I don’t want her around at all. I’m done trying. I’m done sharing my child with this lady. I don’t want anything to do with her despite this being my partners mother. Partner gets why I’m upset but thinks I’m not trying to move forward. But how can i when this ugly spirited woman cannot be trusted.

She will never be able to be alone with my children. Ever. Am i the a hole because i don’t want her to even try to bond or be in my children’s lives? I’m pregnant with our second btw. And i just don’t want anything to do with her

Let's see what readers thought:

bluezoot writes:

ESH. I would have said NTA, but you allowed/let your mother get involved on your behalf which only added to the drama.

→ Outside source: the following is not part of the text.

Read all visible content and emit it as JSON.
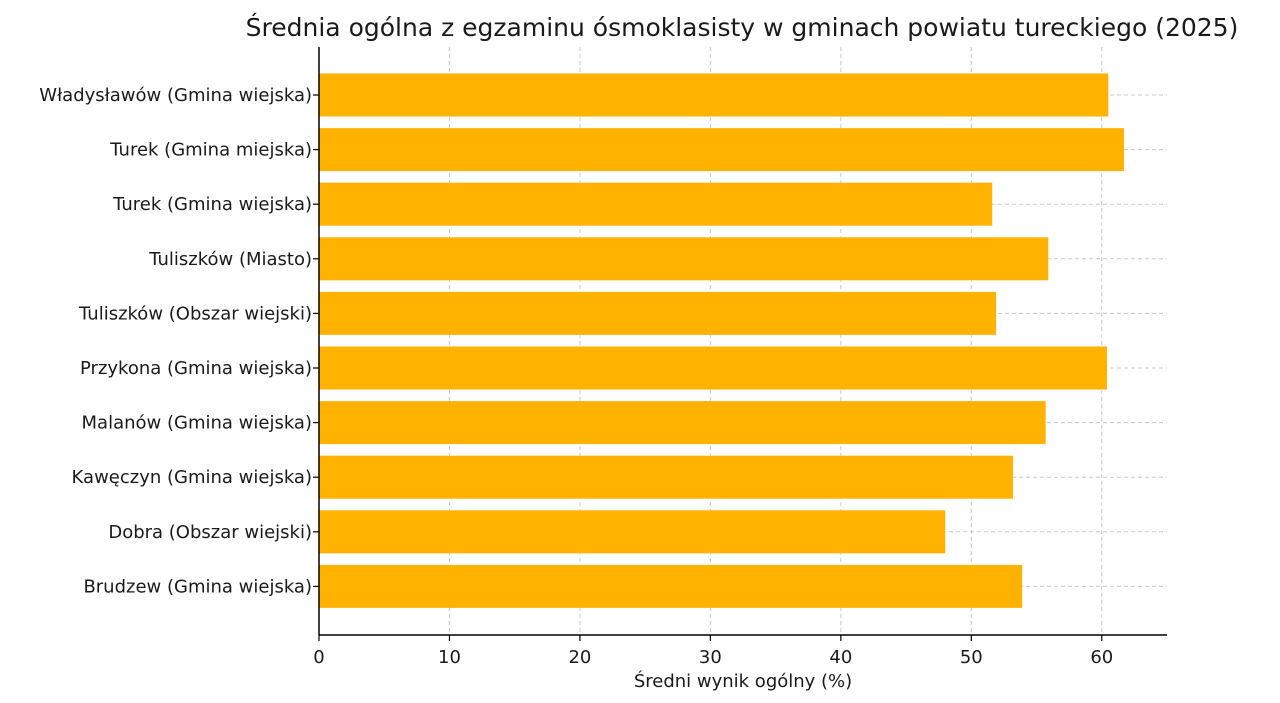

There sure are a lot of confrontations with no resolutions. Have fun.

greaaop writes:

Nta. My mother always says how much she wants to see my kids. The oldest is 6. I can on one hand how many times she has seen all three of my kids. And she has never reached out to come see them, spend time with them, but tells people she doesnt have a relationship with them because of me. No.

I am not reaching out to people who won't talk to me. We can chit chat about gardening, but I'm not bringing up you seeing my kids. You can do that on our own. Since they're so special to you right? They mean the world to you right? You love them so much right? Uh huh. But you don't see them?

3 months between "I want to be more involved" to actually coming around. That's closed now. We can revisit you being in their lives later. Have fun.

fortaggg writes:

Nta. You are not obligated to move forward and forgive and forget your bully. She bullied you, implied you were cheating and doesn't show remorse.

Your husband needs to accept that there is no going forward: he can visit but you and your daughter will not because she can't be trusted to tell lies about you to your daughter. You are a unit.